If you are 6' or taller, you'll have a hard time finding a ski that's taller than you are. Modern skis are stable enough if you keep them up on edge they way they are designed to be skied. THe best advice is take soe clinics to bring your skll level up to where you can take avantage of the new skis.

Regards, John
post #18 of 22
sorry guys, i didn't read the original post all the way thru. definately if you're 6' or taller, it'll be hard finding a longer ski. this is coming from a 5'7" guy that gets dwarfed by my 175's. [img]graemlins/evilgrin.gif[/img]
post #19 of 22
Thread Starter 
Thanks to all for the recommendations- this has really helped- my plan is now to stick to my demo list in the 175-180 range, with the possible substitution of the Elan HCX for the S12. However, I will also see if I can get on a shorter pair of dedicated slalom boards purely for comparison sake, to make sure I am shopping the right class of ski, which I think I am. Now, I just can't wait for Thanksgiving, so I can get on the boards and let you all know how right you were about bringing this longboarder into the 21st century.
post #20 of 22
Quote:
Originally posted by Longboarder:
Thanks to all for the recommendations- this has really helped- my plan is now to stick to my demo list in the 175-180 range, with the possible substitution of the Elan HCX for the S12. However, I will also see if I can get on a shorter pair of dedicated slalom boards purely for comparison sake, to make sure I am shopping the right class of ski, which I think I am. Now, I just can't wait for Thanksgiving, so I can get on the boards and let you all know how right you were about bringing this longboarder into the 21st century.
K2 dude, don't forget the K2's!
post #21 of 22
Whatever you do, don't go below 170, even in a slalom ski. You need to be very solid on the new technique to enjoy them and not find them squirrelly. I wouldn't suggest a 160 for learning, especially with your build.

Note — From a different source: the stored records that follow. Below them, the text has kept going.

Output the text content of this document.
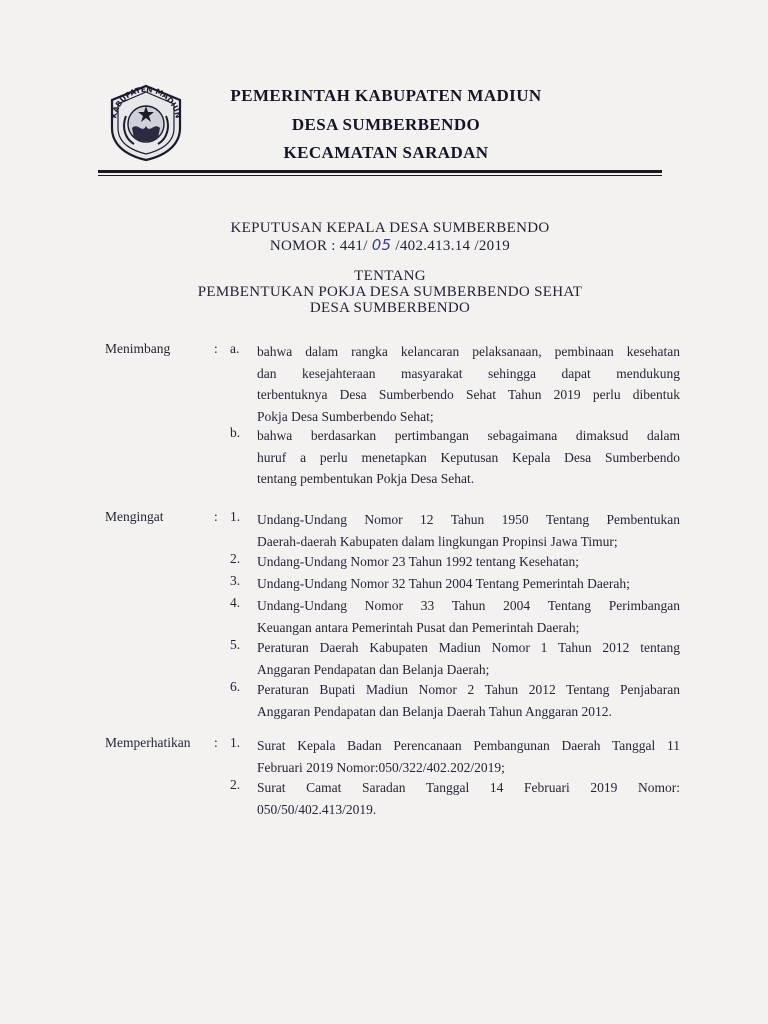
KABUPATEN MADIUN
PEMERINTAH KABUPATEN MADIUN
DESA SUMBERBENDO
KECAMATAN SARADAN
KEPUTUSAN KEPALA DESA SUMBERBENDO
NOMOR : 441/ 05 /402.413.14 /2019
TENTANG
PEMBENTUKAN POKJA DESA SUMBERBENDO SEHAT
DESA SUMBERBENDO
Menimbang	: a. bahwa dalam rangka kelancaran pelaksanaan, pembinaan kesehatan
dan kesejahteraan masyarakat sehingga dapat mendukung
terbentuknya Desa Sumberbendo Sehat Tahun 2019 perlu dibentuk
Pokja Desa Sumberbendo Sehat;
b. bahwa berdasarkan pertimbangan sebagaimana dimaksud dalam
huruf a perlu menetapkan Keputusan Kepala Desa Sumberbendo
tentang pembentukan Pokja Desa Sehat.
Mengingat	: 1. Undang-Undang Nomor 12 Tahun 1950 Tentang Pembentukan
Daerah-daerah Kabupaten dalam lingkungan Propinsi Jawa Timur;
2. Undang-Undang Nomor 23 Tahun 1992 tentang Kesehatan;
3. Undang-Undang Nomor 32 Tahun 2004 Tentang Pemerintah Daerah;
4. Undang-Undang Nomor 33 Tahun 2004 Tentang Perimbangan
Keuangan antara Pemerintah Pusat dan Pemerintah Daerah;
5. Peraturan Daerah Kabupaten Madiun Nomor 1 Tahun 2012 tentang
Anggaran Pendapatan dan Belanja Daerah;
6. Peraturan Bupati Madiun Nomor 2 Tahun 2012 Tentang Penjabaran
Anggaran Pendapatan dan Belanja Daerah Tahun Anggaran 2012.
Memperhatikan : 1. Surat Kepala Badan Perencanaan Pembangunan Daerah Tanggal 11
Februari 2019 Nomor:050/322/402.202/2019;
2. Surat Camat Saradan Tanggal 14 Februari 2019 Nomor:
050/50/402.413/2019.
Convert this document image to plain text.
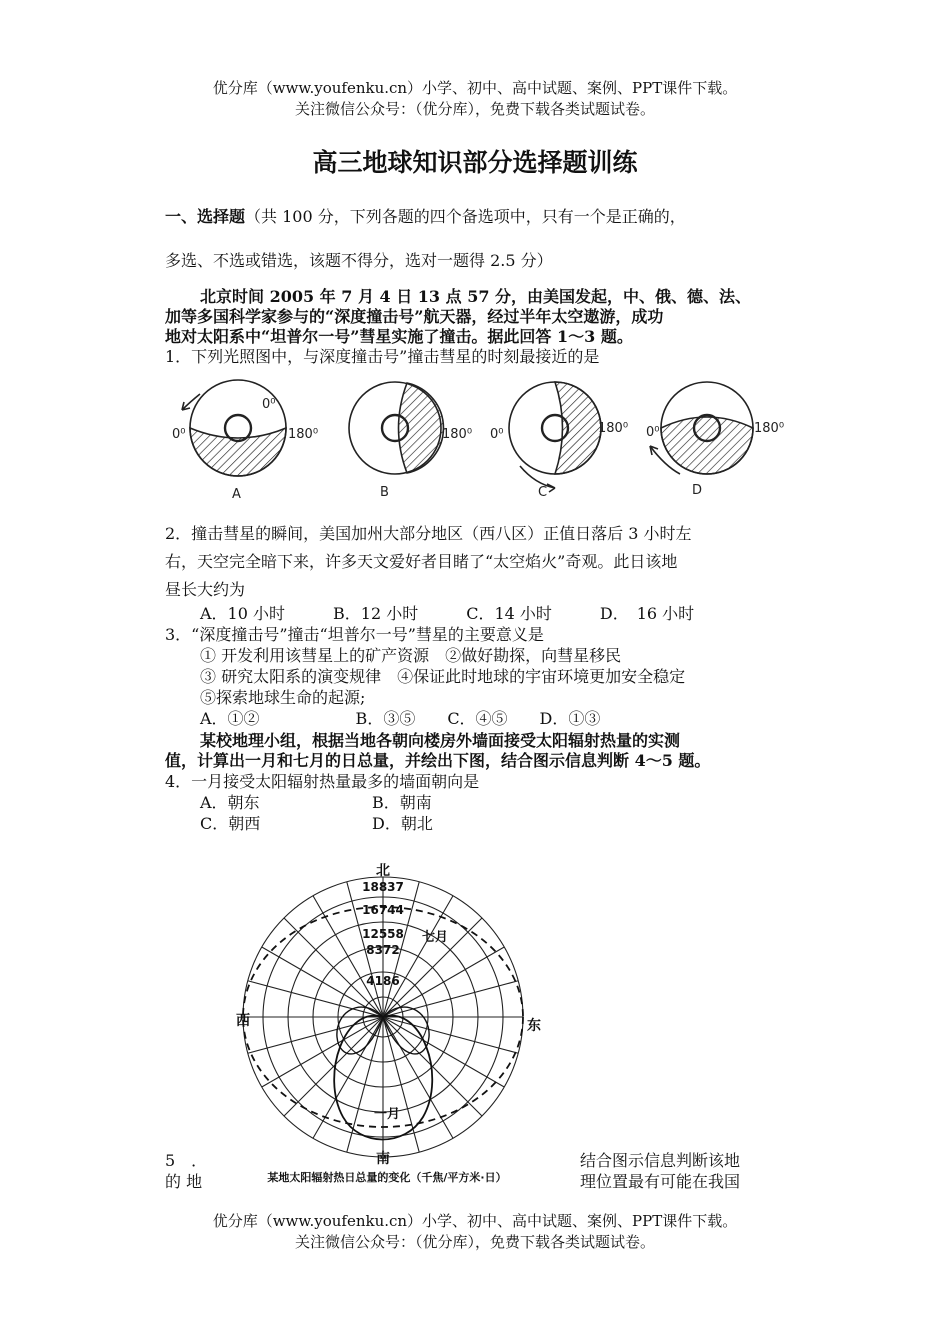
优分库（www.youfenku.cn）小学、初中、高中试题、案例、PPT课件下载。
关注微信公众号：（优分库），免费下载各类试题试卷。
高三地球知识部分选择题训练
一、选择题（共 100 分，下列各题的四个备选项中，只有一个是正确的，
多选、不选或错选，该题不得分，选对一题得 2.5 分）
北京时间 2005 年 7 月 4 日 13 点 57 分，由美国发起，中、俄、德、法、
加等多国科学家参与的“深度撞击号”航天器，经过半年太空遨游，成功
地对太阳系中“坦普尔一号”彗星实施了撞击。据此回答 1～3 题。
1．下列光照图中，与深度撞击号”撞击彗星的时刻最接近的是
0⁰	180⁰
0⁰
A
180⁰
B
0⁰	180⁰
C
0⁰	180⁰
D
2．撞击彗星的瞬间，美国加州大部分地区（西八区）正值日落后 3 小时左
右，天空完全暗下来，许多天文爱好者目睹了“太空焰火”奇观。此日该地
昼长大约为
A．10 小时　　　B．12 小时　　　C．14 小时　　　D．　16 小时
3．“深度撞击号”撞击“坦普尔一号”彗星的主要意义是
① 开发利用该彗星上的矿产资源　②做好勘探，向彗星移民
③ 研究太阳系的演变规律　④保证此时地球的宇宙环境更加安全稳定
⑤探索地球生命的起源;
A．①②　　　　　　B．③⑤　　C．④⑤　　D．①③
某校地理小组，根据当地各朝向楼房外墙面接受太阳辐射热量的实测
值，计算出一月和七月的日总量，并绘出下图，结合图示信息判断 4～5 题。
4．一月接受太阳辐射热量最多的墙面朝向是
A．朝东	B．朝南
C．朝西	D．朝北
北
18837
16744
12558
8372
4186
七月
一月
西	东
南
某地太阳辐射热日总量的变化（千焦/平方米·日）
5　．
的 地
结合图示信息判断该地
理位置最有可能在我国
优分库（www.youfenku.cn）小学、初中、高中试题、案例、PPT课件下载。
关注微信公众号：（优分库），免费下载各类试题试卷。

But also, if you're interested in learning new technique, I also wouldn't go above 180 because it'll be too easy to fall back into your old habits!

I'm a big fan of slalom skis, and I would say that a one-off would be a better idea than a sandwich construction race board. Have a look at Atomic SL9's, if you have a chance. They are extremely versatile and solid on the edge for a slalom ski, and ski much heavier, making them ideal for cruising.

Whatever you get, with practice, you will enjoy.
post #22 of 22
RX8 in a 170 or 180.

Either will work. To some degree I think folks have a tendency to split hairs. In a 170 it has a 14 meter turning radius. It will not change appreciably in a 180. I would guess no more than 17 meters.

In either case it is a ski that has a great deal of energy and tenacious grip on hard snow.